Liebe Leserinnen, liebe Leser,

Aktuelle Ausgabe als PDF

aus der Einheit und Verbundenheit kommen wir als Neugeborene in eine Welt, die uns zum Individuum – einem abgegrenzten Ich – und dem damit verbundenen Gefühl der Getrenntheit führt. Jede Generation inszeniert die „Vertreibung aus dem Paradies“ immer wieder aufs Neue. Nur so lernen wir Eigenverantwortung und können das gesellschaftliche Leben bewältigen … Aber es fehlt etwas, denn hier hört unser Weg, unsere Bestimmung als „Individuum“ nicht auf. Wer sich nur auf das getrennte Ich einpendelt, ist stets auf der Suche nach neuer Befriedigung – technische Erfindungen liefern laufend neue „Spielsachen“, ziehen unsere Aufmerksamkeit dorthin, wo wir nie wirklich erfüllend glücklich werden können, da sie vom wahren Weg, den wir gehen müssen, ablenken, ihn verhindern: von der erfahrenen Trennung und dem ihr innewohnenden Schmerz zur bewussten Einheit und innerem Frieden.

Wir sind mehr als das Ego, was „haben“ will und immer nur flüchtig „bekommt“. Was sich dafür beeinflussen lässt, sich verbiegt, manipuliert, verzweifelt. Und es gibt Wege, herauszufinden, wer wir eigentlich sind. Wieder einmal dürfen wir Ihnen in dieser Ausgabe mit dem Artikel „Das Eis im Herzen schmelzen“ klärende Worte des grönländischen Schamanen Angaangaq Angakkorsuaq weitergeben: „Die Alten sagen: Der Grund, weshalb wir auf Erden wandeln, ist, uns selbst kennenzulernen.
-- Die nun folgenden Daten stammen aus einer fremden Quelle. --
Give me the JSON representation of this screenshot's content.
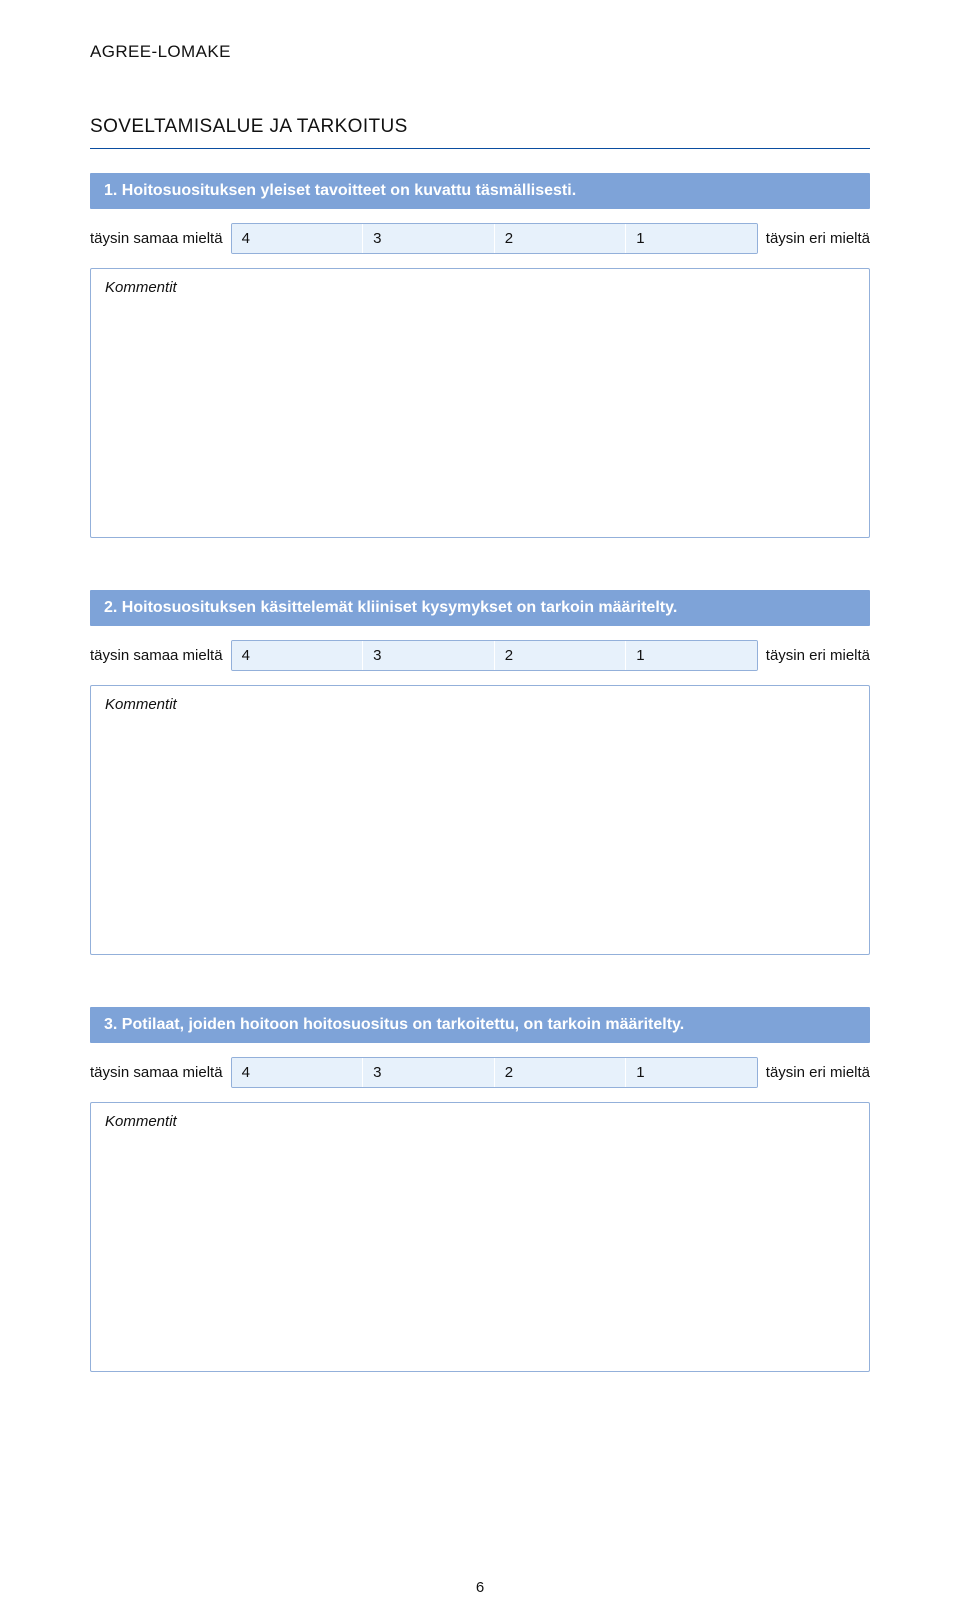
{
  "header_label": "AGREE-LOMAKE",
  "section_title": "SOVELTAMISALUE JA TARKOITUS",
  "rating_label_left": "täysin samaa mieltä",
  "rating_label_right": "täysin eri mieltä",
  "rating_options": [
    "4",
    "3",
    "2",
    "1"
  ],
  "comment_title": "Kommentit",
  "questions": [
    {
      "number": "1.",
      "text": "Hoitosuosituksen yleiset tavoitteet on kuvattu täsmällisesti."
    },
    {
      "number": "2.",
      "text": "Hoitosuosituksen käsittelemät kliiniset kysymykset on tarkoin määritelty."
    },
    {
      "number": "3.",
      "text": "Potilaat, joiden hoitoon hoitosuositus on tarkoitettu, on tarkoin määritelty."
    }
  ],
  "page_number": "6"
}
Denn wenn wir uns selbst erkennen, werden wir auch den Schöpfer erkennen.“ Angaangaq klärt uns auf, was die wahre Bedeutung und Auftrag eines Schamanen sind – eine Hilfe und Unterstützung eben dabei, sich selbst, die eigenen Verstrickungen, Glaubenssätze, Blockaden und letztendlichen Möglichkeiten zu sehen und zu verstehen. „Und nur wenn du dich selbst verstehst und mit dir selbst im Reinen bist […] wirst du dein gegenwärtiges Leben meistern. […] und dich zu der Einsicht zu bringen, wie schön du bist.“

Einen Einblick in eine sehr ansprechende und sofort nachempfindbare Symbolik schenkt uns Georg Lolos in unserem Artikel „Du bist nicht, was du denkst“ für unseren Prozess des Selbsterkennens: „Stell dir vor, die Weite deines Bewusstseins ist ein stilles, friedvolles Universum. In ihm steht jedoch ein großes Haus, in dem es gewaltig lärmt. In den Räumen dieses Hauses wohnen deine schwierigen emotionalen Zustände. […] können ihre Zimmer nicht verlassen, aber du gehst sie besuchen.“ Lolos trifft „des Pudels Kern“, wenn er uns durch dieses hervorragende Bild fühlen lässt, wie selten wir dieses Haus mit seinen zehn Zimmern im Alltag verlassen, mal in den „ruhigen Garten der positiven Emotionen“ davor gehen, geschweige denn in die „stille Weite des Bewusstseins“ außerhalb des Ego- Grundstücks … Und wenn das Ich sich selbst erkennt und Stille einkehren kann, lösen sich Grenzen in Verbundenheit auf …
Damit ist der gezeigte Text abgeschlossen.